The rest of the audience is made up of several dozen real-life guests in this operating resort, eating breakfast and watching recording of the new series of Kath & Kim.

It's an odd but credible K&K situation. Crows, famous actors, and fans of the show, who are also its inspiration, all there together in a family resort.

"The guests have been really good," Riley says. "They were all really friendly on the first day and we thought they might have all turned by now because we've had to close the pool and take over other areas. But they've been putting their hands up to be extras, and now we're just part of the furniture."

The crows will also star, if more in voice than body, when this holiday episode introduces the fourth season of the comedy, which will be seen on Seven and not the ABC for the first time.

"The crows were an intricate part of the plotline that none of us knew about beforehand," confides Peter Rowsthorn, who plays Brett.

Indeed Riley and Turner had to re-write the completed script to cater for the fact the crows are easily heard in all outdoor scenes.

"They're shocking, but we had to include them because they'll be throughout the episode,"says Turner.

It's the first time that the show has gone on the road and it's a good opener for the new series.

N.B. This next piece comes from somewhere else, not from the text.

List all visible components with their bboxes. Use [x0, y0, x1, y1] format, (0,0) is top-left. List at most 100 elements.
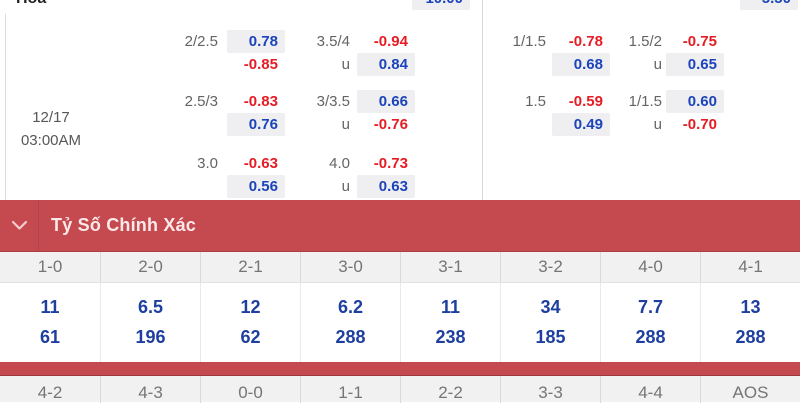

Without giving too much away, it's not the best family holiday and Kath goes missing.

It's no understatement to say that, in character, the actors look like any other guests, except for their famous faces - and maybe Kel's heavily Brylcreemed hair. But otherwise they blend right in.

"Real life supplies all our material," Riley confirms. "When we were writing this episode about the trip, everyone was saying they'd go on rides and go out to see things. But we said nah, it's all about buffet breakfasts and sitting around the pool - what people do when they're here, what we would do here."

Riley then utters the first couple of words of her next sentence before Turner takes over to finish it. They do a lot of that after more than 15 years together in their own unique writing and performing partnership.

"Every time we say, 'No way, we're never doing it again', we end up sitting back and eventually wondering, 'What are we going to do now?'," says Turner.

"We spend time getting ideas together until there's enough to start writing again, and off we go. We think there'll be a time when the ideas run out, but because they're based on real people living real lives, there's endless material."

It's been a while since we've seen the gang. Kim's baby Epponnee-Rae is now a toddler, Kel has taken his butchery business into the online world, Brett is growing in confidence and Sharon (Magda Szubanksi) is, well, Sharon.

"There's a myriad themes going on," says Riley, before Turner says. "We're growing much older and wiser and Epponnee is no longer an infant."

"It's just what naturally happens in families everyday and the issues they deal with in Australia: education, the environment, ageing, jobs - issues galore.

And we do try to keep it topical. If something is affecting ordinary Australians then it affects this family, so we weave things like the IR laws into the stories."

Rowsthorn reveals the fourth series is the first time he's felt entirely comfortable. He says the key to the series is physical, as the gags aren't too evident from a quick read of the script.

"I didn't get the humour in the first series off the page. It's all about the performance," he admits. "The jokes weren't jumping off the page when I first read it and you had to see the thing in action before the humour and word twists start to work.

"This is the strongest series for me. My storylines are the best they've been and I feel I'm at my strongest comically. So I'm really happy.

"I've always had subplots, but these are a lot fuller, and what I think I'm best at is reacting to situations within Brett's character because he's the realist among the characters.

"He's the most tepid, and he's more like the audience reacting to the situations than a character."

Kath and Kim were first seen on Seven's Big Girl's Blouse in 1995 and Turner and Riley are returning to Seven after developing the previous series for the ABC.

Turner says K&K's structure means that ads won't be a huge problem.

"We're used to writing for commercial TV and we write quite commercially anyway with big dramatic moments or jokes at the end of scenes, so it won't be a problem fitting the ads in," she says.

"It feels quite natural just to be going back to commercial TV after cutting our (full-length series) teeth at the ABC, which is a great breeding and training ground for us to be writing long form and not just sketches. So it doesn't feel any different, just exciting."